Advice to George Zimmerman From a Former Fugitive From Justice

There’s nothing to gain from jumping bail, writes Mansfield Frazier.

Orange County Jail / Miami Herald / AP Photos

George, you did the right thing by turning yourself in. Whatever you do now, don’t jump bail!

Back in the day, when I was a counterfeiter of credit cards, I, along with other members of my crew, had a saying: “Catchin’ comes before hangin.' ” At the first sign of trouble we’d be off like a bunch of turkeys through the corn, attempting to outrun the long arm of the law. But the law almost eventually catches up with you; they’ve got nothing but time.

Of course, like in the case of D.B. Cooper (the dude who parachuted out of a hijacked 727 near Portland, Ore., back in 1971), law enforcement never likes to talk about the ones who got away. In Cooper’s case they spread the story no one could have survived the fall—but they never came up with a body to prove their theory.

But, George, you’re no D.B. Cooper and if the lawyers who recently resigned as your attorneys of record are to be believed, you’ve already gone hiding away once somewhere out of the state of Florida, holed up, shaking like a puppy passing peach pits. Now that you’ve turned yourself in, if you again go underground, it will throw the most high-profile case of the century (at least so far) into further chaos and turmoil.

George, living life on the lam, is nerve-racking. It doesn’t take long before the last one in your body is shot to hell. Even if you’ve mastered the game of making false IDs so good they can fool law enforcement (a skill you simply haven’t had the time to acquire) you’re still walking around as nervous as a ‘ho in church. Every time a police cruiser goes past, let alone if the cops pull up behind you, your sphincter muscle tightens up enough to make your ass watertight, and you’ll come within a heartbeat of your bladder betraying you.

If you do go running, always, and I do mean always, keep a clean change of underwear in your back pocket—you’ll never know when you’re going to need it.

And buy yourself a dog.

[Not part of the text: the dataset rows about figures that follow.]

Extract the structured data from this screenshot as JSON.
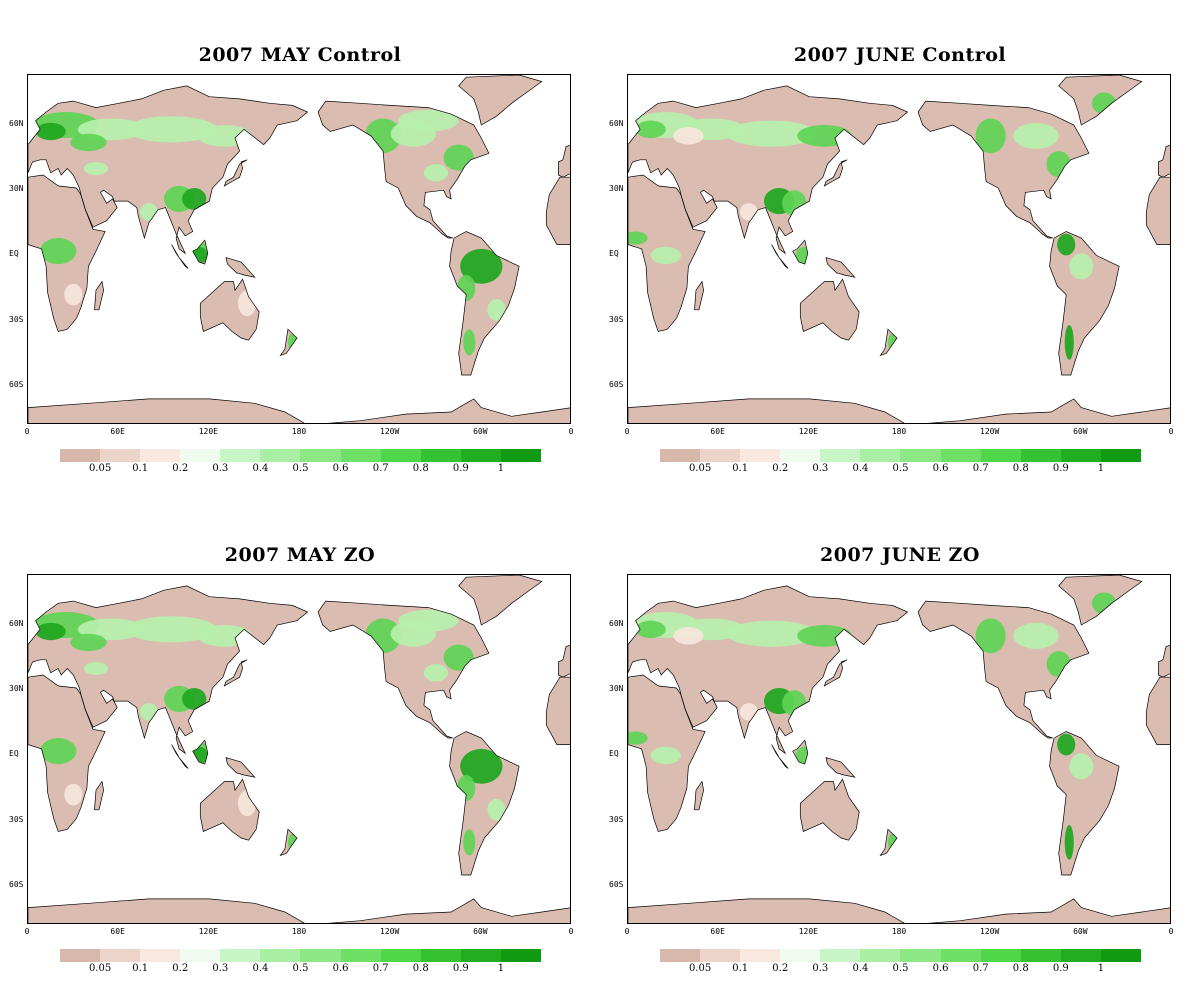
{
  "panels": [
    {
      "title": "2007 MAY Control"
    },
    {
      "title": "2007 JUNE Control"
    },
    {
      "title": "2007 MAY ZO"
    },
    {
      "title": "2007 JUNE ZO"
    }
  ],
  "lat_labels": [
    "60N",
    "30N",
    "EQ",
    "30S",
    "60S"
  ],
  "lon_labels": [
    "0",
    "60E",
    "120E",
    "180",
    "120W",
    "60W",
    "0"
  ],
  "colorbar": {
    "labels": [
      "0.05",
      "0.1",
      "0.2",
      "0.3",
      "0.4",
      "0.5",
      "0.6",
      "0.7",
      "0.8",
      "0.9",
      "1"
    ],
    "colors": [
      "#d9b8ac",
      "#ecd4cb",
      "#f8e8df",
      "#f0fbf0",
      "#c8f5c5",
      "#a9efa3",
      "#8be884",
      "#6ee066",
      "#4fd74a",
      "#35c232",
      "#20ad20",
      "#0f9a12"
    ]
  },
  "colors": {
    "land_dry": "#dbbcb0",
    "land_pale": "#f7e6dc",
    "veg_light": "#b6f0ac",
    "veg_mid": "#5ed455",
    "veg_dark": "#1fa61f",
    "coast": "#000000"
  }
}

That way maybe you can get some sleep, since if the law is closing in you can hope the dog will bark and alert you. Of course, you might not need the dog since your hearing will soon become so fine-tuned you’ll be able to hear a rat piss on cotton at 50 paces. You’ll be hearing things way out of the range of other human beings—you’ll be able to hear dog whistles, and, indeed, things that aren’t even there. It’s called paranoia, but hey, when they really are after you, it really isn’t paranoia, is it?

And when the reward gets high enough, don’t sleep at all. When it’s in the seven-figure range, trust no one. Men with teams of bloodhounds will be on you like a cheap suit.

And George, if that is you tweeting? Stop it if you decide to go off the grid. It’s just one more set of bread crumbs for the police to follow, and the award seekers.

There perhaps is one way to stay hidden if you make a run for it: Make it up to one of the white supremacists strongholds in and around Mountain Home, in southern Idaho. The feds will never admit it, but in certain neck of the woods, they’re not about to go in and try to execute a warrant no matter what crime you’re wanted for. It ain’t worth the firefight that would be ignited.

Besides, with your killer creds you’d fit right in, at least until the reward gets big enough.